For our indicator, we want to target a minimum percentage of successful requests over a rolling window. For fine adjustment, click on the slider and use the arrow keys.
Error Budget: 0.100%
| Not Successful
Successful |
|
Total
|
100000
This describes the percentage of failures that the system can tolerate. Error Budget is the complement of the SLO. This is a sort of buffer for how much change or how many issues the system can handle before consumers are no longer happy enough. 100% - SLO
Burn Rate
Burn rate is how quickly the error budget is consumed. 1x means that the budget is consumed evenly and fully across the window. For a 30 day window, we consume 10% in 3 days, 50% in 15 days, and 100% in 30 days.
10x means that we consume the budget 10 times faster. For a 30 day window, we consume 10% in 7.2 hours, 50% in 1.5 days, and 100% in 3 days.
Burn rate will fluctuate, but this graph demonstrates the constant burn rate over the window. Google SRE recommends examining 1x, 6x and 14.4x rates.
Alert Windows
3600 seconds
Long Window
(1 hour)
300 seconds
Short Window
(5 minutes)
176400 seconds
Time to Respond
(2 days 1 hour)
Alerting on error budgets allows us to respond to issues and course correct before we miss our objectives. We need to balance how long it takes to detect consumption of the error budget, how long we have to respond to an issue consuming the budget, and avoiding false positives and fatigue.

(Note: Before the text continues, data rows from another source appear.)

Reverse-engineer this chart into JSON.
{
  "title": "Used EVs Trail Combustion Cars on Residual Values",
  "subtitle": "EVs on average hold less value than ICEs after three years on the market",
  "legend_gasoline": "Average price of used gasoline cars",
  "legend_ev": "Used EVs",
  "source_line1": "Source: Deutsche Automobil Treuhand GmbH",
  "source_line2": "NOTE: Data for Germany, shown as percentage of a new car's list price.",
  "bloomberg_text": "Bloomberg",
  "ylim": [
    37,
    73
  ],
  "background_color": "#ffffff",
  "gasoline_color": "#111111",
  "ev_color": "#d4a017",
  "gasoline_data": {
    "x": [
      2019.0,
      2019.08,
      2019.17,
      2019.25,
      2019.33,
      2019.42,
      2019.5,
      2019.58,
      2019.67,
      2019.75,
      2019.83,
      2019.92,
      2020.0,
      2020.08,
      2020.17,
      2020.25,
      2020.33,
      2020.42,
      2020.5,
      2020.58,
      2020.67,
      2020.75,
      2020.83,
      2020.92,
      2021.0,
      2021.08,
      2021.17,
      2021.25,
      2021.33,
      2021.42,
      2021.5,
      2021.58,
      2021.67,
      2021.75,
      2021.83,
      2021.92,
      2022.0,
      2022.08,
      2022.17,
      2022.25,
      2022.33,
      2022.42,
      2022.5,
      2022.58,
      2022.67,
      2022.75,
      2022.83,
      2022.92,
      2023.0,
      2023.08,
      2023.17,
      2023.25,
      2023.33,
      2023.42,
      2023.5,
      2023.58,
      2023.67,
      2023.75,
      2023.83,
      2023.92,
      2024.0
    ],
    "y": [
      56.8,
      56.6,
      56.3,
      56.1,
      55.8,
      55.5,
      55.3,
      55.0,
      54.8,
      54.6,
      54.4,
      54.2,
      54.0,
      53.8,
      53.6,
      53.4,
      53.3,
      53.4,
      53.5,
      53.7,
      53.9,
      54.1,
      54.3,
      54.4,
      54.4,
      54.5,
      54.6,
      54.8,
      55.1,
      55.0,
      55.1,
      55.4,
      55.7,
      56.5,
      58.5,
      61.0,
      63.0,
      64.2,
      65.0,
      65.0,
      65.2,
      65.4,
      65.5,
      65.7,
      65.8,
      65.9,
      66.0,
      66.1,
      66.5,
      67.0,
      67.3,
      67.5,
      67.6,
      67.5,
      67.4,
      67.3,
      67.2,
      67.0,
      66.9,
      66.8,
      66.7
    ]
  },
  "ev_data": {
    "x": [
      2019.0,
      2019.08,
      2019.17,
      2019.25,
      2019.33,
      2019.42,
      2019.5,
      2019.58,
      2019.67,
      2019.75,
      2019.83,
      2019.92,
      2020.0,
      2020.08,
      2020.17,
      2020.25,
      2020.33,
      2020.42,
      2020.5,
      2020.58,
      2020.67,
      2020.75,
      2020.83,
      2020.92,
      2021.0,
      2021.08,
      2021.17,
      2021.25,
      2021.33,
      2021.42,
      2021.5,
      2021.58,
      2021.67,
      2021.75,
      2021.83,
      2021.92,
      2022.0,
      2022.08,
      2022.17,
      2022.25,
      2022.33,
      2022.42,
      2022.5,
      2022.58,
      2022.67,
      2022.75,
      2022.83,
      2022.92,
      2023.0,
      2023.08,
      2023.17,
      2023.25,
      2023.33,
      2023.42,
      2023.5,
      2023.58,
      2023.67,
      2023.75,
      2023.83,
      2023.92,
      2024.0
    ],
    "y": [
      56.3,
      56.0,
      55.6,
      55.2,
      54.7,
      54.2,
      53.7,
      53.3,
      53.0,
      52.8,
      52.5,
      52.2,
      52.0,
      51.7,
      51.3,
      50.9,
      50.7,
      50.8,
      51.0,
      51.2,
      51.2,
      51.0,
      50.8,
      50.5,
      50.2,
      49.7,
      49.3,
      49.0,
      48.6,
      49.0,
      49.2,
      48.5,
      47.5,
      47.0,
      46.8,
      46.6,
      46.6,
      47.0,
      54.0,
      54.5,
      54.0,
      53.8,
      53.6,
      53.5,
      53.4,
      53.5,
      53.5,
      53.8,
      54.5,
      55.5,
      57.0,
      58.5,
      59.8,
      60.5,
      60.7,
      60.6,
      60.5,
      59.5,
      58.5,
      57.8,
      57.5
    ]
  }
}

Google SRE recommends a long detection window and a short detection window that a ratio of the long window. We also have to decide how much budget is consumed at the given burn rate before alerting. Google SRE recommends 2% consumed for a 14.4x rate, 5% consumed for a 6x rate, and 10% consumed for a 1x rate.
Alert Metric
This is the metric for alerting based on the SLO and error budget, the burn rate, the consumption threshold, and the short / long ratio. Google SRE recommends measuring the alerting on 14.4x burn, 6x burn, and 1x burn and deciding if each alert results in a page or a ticket.
Alert Demo
8 minutes
Detection Time
4 minutes
Reset Time
Simulate a spike in error rate against the alert by intensity and duration. The pink area represents the time period that the alert is active. Detection time is how long it takes for the alert to trigger after the start of the error spike. Reset time is how long it takes for the alert to stop triggering after the spike ends.
Earlier this week Alex Ewerlöf released the Service Level Calculator via his newsletter and substack. I've enjoyed Alex's content on reliability engineering, career growth and leadership, and organizational change. His calculator inspired me to subscribe (finally, sorry!) and re-roll my own. A long time ago, I made a far-too-basic and assumption-filled downtime to SLO calculator that missed the nuance and most of the point of indicators and objectives.
There's a lot I like about Alex's calculator and a few things I dislike. Splitting the calculator into SLI, SLO, and Alerting categories is great. Including costs is great and almost always overlooked. The help texts are actually helpful, and the presets are useful. At the expense of complication, he includes ways to change the events unit and amount, supports time-based indicators, and hides short window alerts. I'm not a huge fan of the budget consumption graph.
Above you'll find my go at a calculator. I tried to simplify this to what I've seen used and work, and I kept some of the same graphs that you can find in the SRE Workbook. Hopefully, you can connect what that workbook recommends with the interactive graphs here. I'll probably expand this tool out in the coming weeks.